Some content distributors are more experienced in cozying up to advertisers than others. For example, Coke, Apple, AT&T and Ford have huge brand integration on "American Idol." "The industry is getting better at working together when it comes to advertising, branding and content strategizing, but it has taken longer than it should for it to do so," says Keith Hindle, FremantleMedia's executive vp licensing.
Hindle says advertisers have been part of the learning curve as well. "Until very recently, it was common for advertisers to finalize even very large advertising buys around a show with the network first, before sitting down and discussing their integration with the show creators. They would essentially make a huge financial commitment without knowing what association they are really going to get with the content brand they are buying into."

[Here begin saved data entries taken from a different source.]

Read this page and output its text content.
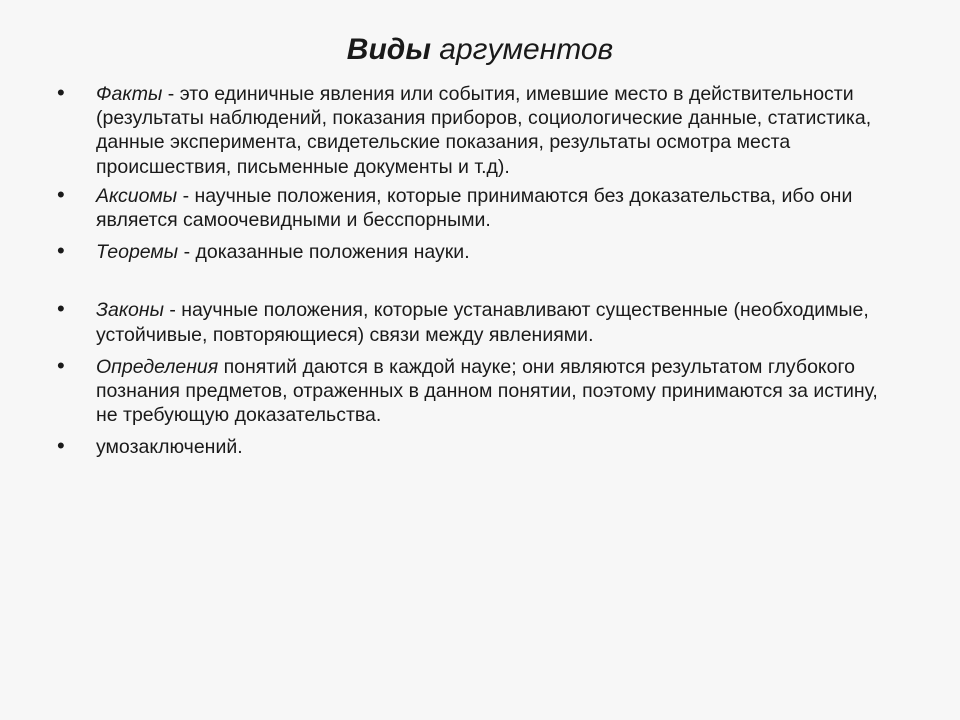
Виды аргументов
• Факты - это единичные явления или события, имевшие место в действительности (результаты наблюдений, показания приборов, социологические данные, статистика, данные эксперимента, свидетельские показания, результаты осмотра места происшествия, письменные документы и т.д).
• Аксиомы - научные положения, которые принимаются без доказательства, ибо они является самоочевидными и бесспорными.
• Теоремы - доказанные положения науки.
• Законы - научные положения, которые устанавливают существенные (необходимые, устойчивые, повторяющиеся) связи между явлениями.
• Определения понятий даются в каждой науке; они являются результатом глубокого познания предметов, отраженных в данном понятии, поэтому принимаются за истину, не требующую доказательства.
• умозаключений.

In mid-2007, FremantleMedia inked a groundbreaking first-look development deal with Radical Media, originally one of the top producers of TV commercials in the business before it evolved into a multiplatform, award-winning marketing, branding and content company. FemantleMedia has worked with Radical Media before, distributing shows like the meeting-of-the-minds series "Iconoclasts" and the reality dating show "The Gamekillers," but the first-look deal has so far yielded two multiplatform shows that will launch at MIPTV: "Two Roads to Baja" and "Two Roads to the Taupo 1000."
Russell Jarman Price, a creative partner, branded content, for Ogilvy Group U.K. and one of the judges of the OgilvyInteractive-sponsored Content 360 competition, says some transitional problems stem from trying to join what are essentially two industries into one.
"Very few people who have worked in film and TV have worked in advertising and vice versa," Jarman Price says. "So everyone is learning; and unless you have been in all three industries, it can be a daunting experience."
He adds that the paranoia within the content industry about the integrity of the product and advertiser interference doesn't help. "It's based on a false premise that clients would want to damage their brand somehow by stepping over the line and pushing too hard. Clients are very sensitive when it comes to defining the value of their brand. Why would they do anything that would damage it?
"Advertisers are some of the few investors who will put money into a production and not say, 'I want my money back.' They just want exposure."
MoMedia CEO Lucas Bertrand has a laundry list of ways to make money in order to finance digital content, depending on the partner. "We raise money from the following sources: production companies, broadcasters, TV, mobile, Web, IPTV, VOD players, media-buying and ad agencies, and brands and content creators."
Inventing new financial models comes easy, says Bertrand, if your background is in mobile. "I didn't come from the 'old world' of getting content commissioned," he says, adding that if you can fund mobile, you can fund anything. Endemol is among MoMedia's lineup of more than 70 partners around the globe.
Reed Midem's Johnson says all signs for coming out with new funding for the industry look positive. "You have a content industry worth $100 billion and an ad industry worth $485 billion that are channeling their money into content creation, production and distribution across all platforms. To me, that means more money and more creativity for years to come."